Она обессиленно села на ближайшую кровать и попыталась снять единственный оставшийся кристалл.
— Нет, Вика, я не приму это обратно. Ты его заслужила. И спасибо.
— Рассказывать что случилось, вы, конечно, не будете? — спросила она.
— Прости, но не надо задавать вопросы, на которые мы не сможем ответить или начнем врать, — сказал я. — И действительно спасибо. Я твой должник.
— Проводишь? — попросила она.
Я не совсем понял, зачем? Коридор не такой уж и длинный, ее комната так и вовсе через несколько дверей. Но раз девушка просит…
— Сюда иди, — сказала она возле своей комнаты, прикоснувшись к больной руке, вливая в нее силу. — У тебя трещина в кости. По возможности, старайся ее не беспокоить.
Хорошо сказать «не беспокоить». Так завтра Якуту и скажу: «Я тут вчера с Башни грохнулся. А потом еще с минотавром «раз на раз» вечерком вышел. Этот бык меня козлом назвал. Мне бы теперь руку не беспокоить». Я даже попытался представить участливое лицо наставника, но, либо фантазия подвела, либо трудно вообразить то, чего никогда не выдел. Другими словами, ничего не получилось.
— И вот еще что, Макс.
Вика прильнула ко мне и поцеловала. Мимолетно, быстро, я даже отстраниться не успел. Или просто не хотел.

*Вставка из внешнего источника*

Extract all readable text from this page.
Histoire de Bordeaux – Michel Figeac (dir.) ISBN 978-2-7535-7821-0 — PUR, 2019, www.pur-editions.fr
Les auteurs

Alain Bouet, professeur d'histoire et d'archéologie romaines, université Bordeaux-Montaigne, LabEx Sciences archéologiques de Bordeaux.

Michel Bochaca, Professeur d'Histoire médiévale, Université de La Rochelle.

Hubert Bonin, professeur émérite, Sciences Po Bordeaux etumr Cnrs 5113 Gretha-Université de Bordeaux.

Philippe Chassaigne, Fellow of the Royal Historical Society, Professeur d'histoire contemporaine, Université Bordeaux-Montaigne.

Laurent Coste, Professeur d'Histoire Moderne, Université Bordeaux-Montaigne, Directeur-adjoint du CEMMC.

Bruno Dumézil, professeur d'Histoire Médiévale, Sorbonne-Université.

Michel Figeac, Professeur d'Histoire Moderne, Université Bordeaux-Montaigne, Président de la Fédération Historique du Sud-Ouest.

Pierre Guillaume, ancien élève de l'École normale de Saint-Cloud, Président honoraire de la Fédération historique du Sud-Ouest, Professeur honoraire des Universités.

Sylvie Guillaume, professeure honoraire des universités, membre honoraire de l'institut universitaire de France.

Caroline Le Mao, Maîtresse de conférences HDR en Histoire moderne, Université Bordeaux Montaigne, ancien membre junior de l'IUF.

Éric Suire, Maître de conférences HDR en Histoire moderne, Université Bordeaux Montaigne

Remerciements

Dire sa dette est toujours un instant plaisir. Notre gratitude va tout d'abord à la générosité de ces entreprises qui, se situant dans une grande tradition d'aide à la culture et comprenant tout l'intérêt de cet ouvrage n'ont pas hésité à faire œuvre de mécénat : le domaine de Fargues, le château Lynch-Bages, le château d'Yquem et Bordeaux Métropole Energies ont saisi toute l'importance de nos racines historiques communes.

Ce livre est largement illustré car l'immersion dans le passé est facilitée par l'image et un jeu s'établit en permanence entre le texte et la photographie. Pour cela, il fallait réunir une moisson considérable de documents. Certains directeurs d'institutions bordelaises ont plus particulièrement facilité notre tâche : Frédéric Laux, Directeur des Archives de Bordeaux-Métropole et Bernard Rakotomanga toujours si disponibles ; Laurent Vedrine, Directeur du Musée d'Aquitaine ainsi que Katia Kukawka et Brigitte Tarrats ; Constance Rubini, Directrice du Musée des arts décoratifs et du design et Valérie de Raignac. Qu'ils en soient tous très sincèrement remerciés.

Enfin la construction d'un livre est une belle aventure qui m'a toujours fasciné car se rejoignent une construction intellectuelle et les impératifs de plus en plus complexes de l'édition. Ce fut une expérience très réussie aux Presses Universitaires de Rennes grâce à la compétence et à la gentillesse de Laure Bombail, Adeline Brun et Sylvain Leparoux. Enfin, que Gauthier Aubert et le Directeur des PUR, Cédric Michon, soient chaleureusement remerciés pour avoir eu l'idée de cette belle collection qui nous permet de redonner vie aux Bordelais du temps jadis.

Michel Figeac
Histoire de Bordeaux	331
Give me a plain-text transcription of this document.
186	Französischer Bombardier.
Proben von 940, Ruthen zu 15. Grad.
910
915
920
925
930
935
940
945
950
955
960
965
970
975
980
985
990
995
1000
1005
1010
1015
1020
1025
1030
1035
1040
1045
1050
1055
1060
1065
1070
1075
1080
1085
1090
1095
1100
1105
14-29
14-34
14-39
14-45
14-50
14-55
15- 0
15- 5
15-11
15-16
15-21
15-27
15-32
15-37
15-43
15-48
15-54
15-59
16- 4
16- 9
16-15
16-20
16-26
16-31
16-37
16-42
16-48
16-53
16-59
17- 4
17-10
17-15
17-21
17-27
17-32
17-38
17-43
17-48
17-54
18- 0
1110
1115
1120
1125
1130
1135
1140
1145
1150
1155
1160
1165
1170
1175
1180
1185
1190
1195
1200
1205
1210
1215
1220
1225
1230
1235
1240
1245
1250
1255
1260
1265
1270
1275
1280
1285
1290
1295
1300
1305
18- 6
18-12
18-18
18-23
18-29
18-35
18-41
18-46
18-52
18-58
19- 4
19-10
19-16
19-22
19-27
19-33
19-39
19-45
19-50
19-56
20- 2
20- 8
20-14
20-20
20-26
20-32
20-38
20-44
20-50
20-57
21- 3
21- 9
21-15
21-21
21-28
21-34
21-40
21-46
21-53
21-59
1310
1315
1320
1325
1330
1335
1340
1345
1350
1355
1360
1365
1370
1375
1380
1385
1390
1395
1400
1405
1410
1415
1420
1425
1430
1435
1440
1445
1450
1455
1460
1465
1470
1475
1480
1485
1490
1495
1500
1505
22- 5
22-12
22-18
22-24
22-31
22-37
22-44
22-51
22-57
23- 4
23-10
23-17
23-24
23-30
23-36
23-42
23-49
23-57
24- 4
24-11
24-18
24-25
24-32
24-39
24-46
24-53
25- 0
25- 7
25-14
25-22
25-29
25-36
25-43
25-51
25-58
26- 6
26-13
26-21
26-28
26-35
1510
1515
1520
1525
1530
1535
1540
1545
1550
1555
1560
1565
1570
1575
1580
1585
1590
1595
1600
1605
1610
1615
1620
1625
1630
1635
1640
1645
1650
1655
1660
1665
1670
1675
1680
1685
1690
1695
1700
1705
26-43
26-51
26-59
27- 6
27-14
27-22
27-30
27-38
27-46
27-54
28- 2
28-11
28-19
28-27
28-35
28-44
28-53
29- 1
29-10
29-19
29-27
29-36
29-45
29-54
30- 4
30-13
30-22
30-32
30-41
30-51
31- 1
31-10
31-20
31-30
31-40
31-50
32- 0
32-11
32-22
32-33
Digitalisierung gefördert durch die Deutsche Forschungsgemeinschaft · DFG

— Спокойной ночи, — сказала она и юркнула в свою комнату, оставив меня в некоторой растерянности.
Нет, ощущение взаимной симпатии было давно. Только оно казалось очень слабо выраженным. И заключалось по большей степени в неуклюжих переглядываниях. Я оглядел пустой коридор. Почему у меня создалось ощущение, что за нами кто-то подглядывал?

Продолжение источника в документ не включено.